Lac des Truites is a lake in the municipality of Soultzeren (Haut-Rhin, France). It means Lake of Trouts in English (when translated literally).

== Geography ==
At an elevation of 1061m, its surface area is 2.8 hectares and is the highest lake of the Vosges massif. The lake on one side has been made into a barrage, in part to fortify the lakeside but also making it possible to regulate the flow of water into the Fecht (a local river, which is a tributary of the Ill, which itself is a tributary of the Rhine).

== Toponymy ==
The original Alsatian name of the lake was Förlenweier. Frenchifying the toponyms of Alsace, the lake was first called Lac du Foehrlé (ö is often spelled or changed to oe, as in Fischboedle) which then became Lac du Forlet (which it is still called on many maps and waymarks).

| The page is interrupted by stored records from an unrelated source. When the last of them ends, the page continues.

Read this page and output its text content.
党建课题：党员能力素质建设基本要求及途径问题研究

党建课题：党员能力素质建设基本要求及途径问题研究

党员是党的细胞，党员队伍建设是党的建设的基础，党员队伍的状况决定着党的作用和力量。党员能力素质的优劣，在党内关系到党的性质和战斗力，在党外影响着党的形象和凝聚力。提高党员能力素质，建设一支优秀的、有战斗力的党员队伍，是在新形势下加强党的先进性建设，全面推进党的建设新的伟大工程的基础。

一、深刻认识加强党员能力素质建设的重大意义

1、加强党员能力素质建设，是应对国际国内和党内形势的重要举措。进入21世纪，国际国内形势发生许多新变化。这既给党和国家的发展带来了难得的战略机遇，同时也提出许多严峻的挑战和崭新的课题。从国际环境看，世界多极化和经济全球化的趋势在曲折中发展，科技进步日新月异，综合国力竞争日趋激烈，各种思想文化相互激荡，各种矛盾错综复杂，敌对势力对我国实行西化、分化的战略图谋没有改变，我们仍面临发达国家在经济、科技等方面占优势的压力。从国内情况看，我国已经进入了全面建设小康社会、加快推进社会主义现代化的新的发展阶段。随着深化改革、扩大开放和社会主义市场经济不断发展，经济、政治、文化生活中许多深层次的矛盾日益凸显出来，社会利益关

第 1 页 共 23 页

It seems however that French authorities misread Förle as a diminutive of the German word Forelle which in French is truite (in English trout), whence the name, when in fact it is a diminutive of Föhre which means pine, meaning the name was in fact lake surrounded by small pine. It may also have something to do with the fact that the Abbey of Murbach used the lake as a reservoir for trout (which can still be seen in the lake).

In Welche (a regional dialect) the lake is called reïf tou blan.